Question

A scientist measuring the resistivity of a new metal alloy left her ammeter in another lab, but she does have a magnetic field probe. So she creates a 4.5-m-long, 2.0-mm-diameter wire of the material, connects it to a 1.5 V battery, and measures a 3.0 mT magnetic field 1.0 mm from the surface of the wire.

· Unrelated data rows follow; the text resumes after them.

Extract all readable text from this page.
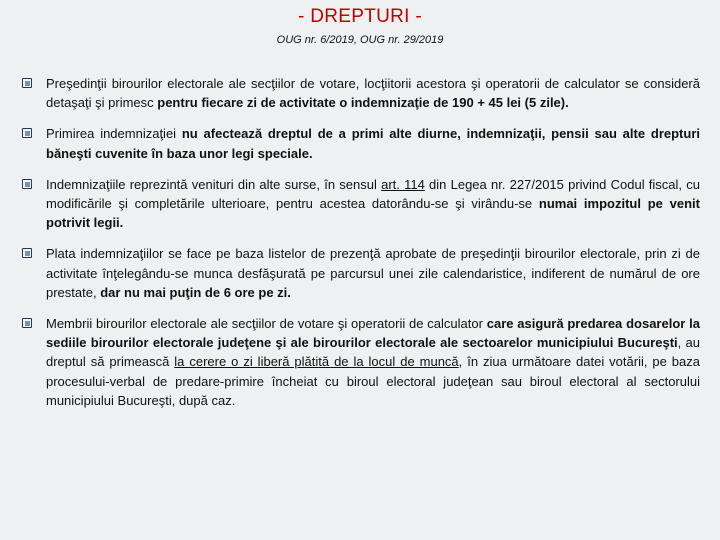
- DREPTURI -
OUG nr. 6/2019, OUG nr. 29/2019
Preşedinţii birourilor electorale ale secţiilor de votare, locţiitorii acestora şi operatorii de calculator se consideră detaşaţi şi primesc pentru fiecare zi de activitate o indemnizaţie de 190 + 45 lei (5 zile).
Primirea indemnizaţiei nu afectează dreptul de a primi alte diurne, indemnizaţii, pensii sau alte drepturi băneşti cuvenite în baza unor legi speciale.
Indemnizaţiile reprezintă venituri din alte surse, în sensul art. 114 din Legea nr. 227/2015 privind Codul fiscal, cu modificările şi completările ulterioare, pentru acestea datorându-se şi virându-se numai impozitul pe venit potrivit legii.
Plata indemnizaţiilor se face pe baza listelor de prezenţă aprobate de preşedinţii birourilor electorale, prin zi de activitate înţelegându-se munca desfăşurată pe parcursul unei zile calendaristice, indiferent de numărul de ore prestate, dar nu mai puţin de 6 ore pe zi.
Membrii birourilor electorale ale secţiilor de votare şi operatorii de calculator care asigură predarea dosarelor la sediile birourilor electorale judeţene şi ale birourilor electorale ale sectoarelor municipiului Bucureşti, au dreptul să primească la cerere o zi liberă plătită de la locul de muncă, în ziua următoare datei votării, pe baza procesului-verbal de predare-primire încheiat cu biroul electoral judeţean sau biroul electoral al sectorului municipiului Bucureşti, după caz.
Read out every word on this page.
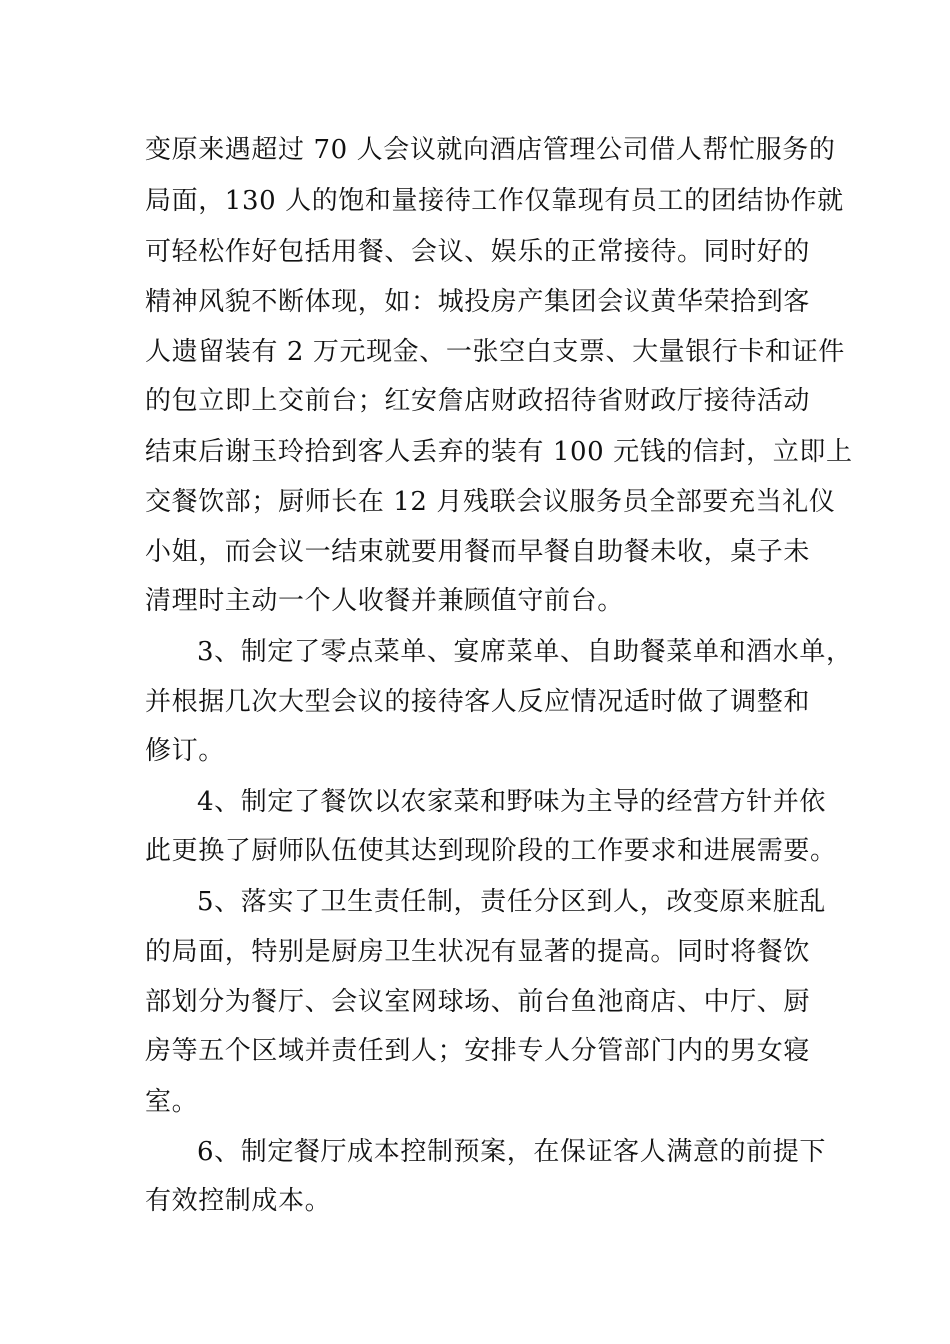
变原来遇超过 70 人会议就向酒店管理公司借人帮忙服务的
局面，130 人的饱和量接待工作仅靠现有员工的团结协作就
可轻松作好包括用餐、会议、娱乐的正常接待。同时好的
精神风貌不断体现，如：城投房产集团会议黄华荣拾到客
人遗留装有 2 万元现金、一张空白支票、大量银行卡和证件
的包立即上交前台；红安詹店财政招待省财政厅接待活动
结束后谢玉玲拾到客人丢弃的装有 100 元钱的信封，立即上
交餐饮部；厨师长在 12 月残联会议服务员全部要充当礼仪
小姐，而会议一结束就要用餐而早餐自助餐未收，桌子未
清理时主动一个人收餐并兼顾值守前台。
3、制定了零点菜单、宴席菜单、自助餐菜单和酒水单，
并根据几次大型会议的接待客人反应情况适时做了调整和
修订。
4、制定了餐饮以农家菜和野味为主导的经营方针并依
此更换了厨师队伍使其达到现阶段的工作要求和进展需要。
5、落实了卫生责任制，责任分区到人，改变原来脏乱
的局面，特别是厨房卫生状况有显著的提高。同时将餐饮
部划分为餐厅、会议室网球场、前台鱼池商店、中厅、厨
房等五个区域并责任到人；安排专人分管部门内的男女寝
室。
6、制定餐厅成本控制预案，在保证客人满意的前提下
有效控制成本。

What is the material's resistivity

Answer 1

Answer:

$3.49\times 10^{-8}\ \Omega\text{m}$

Explanation:

r = Radius = $\dfrac{2}{2}=1\ \text{mm}$

B = Magnetic field = 3 mT

1 mm = Distance from the surface of the wire

V = Voltage

x = Distance from the probe = $r+1=1+1=2\ \text{mm}$

R = Resistance

L = Length of wire = 4.5 m

Magnetic field is given by

$B=\dfrac{\mu_0I}{2\pi x}\\\Rightarrow I=\dfrac{B2\pi x}{\mu_0}\\\Rightarrow I=\dfrac{3\times 10^{-3}\times 2\times \pi 2\times 10^{-3}}{4\pi 10^{-7}}\\\Rightarrow I=30\ \text{A}$

Voltage is given by

$V=IR\\\Rightarrow R=\dfrac{V}{I}\\\Rightarrow R=\dfrac{1.5}{30}\\\Rightarrow R=0.05\ \Omega$

Resistivity is given by

$\rho=\dfrac{RA}{L}\\\Rightarrow \rho=\dfrac{0.05\times \pi (1\times 10^{-3})^2}{4.5}\\\Rightarrow \rho=3.49\times 10^{-8}\ \Omega\text{m}$

The resistivity of the material is $3.49\times 10^{-8}\ \Omega\text{m}$.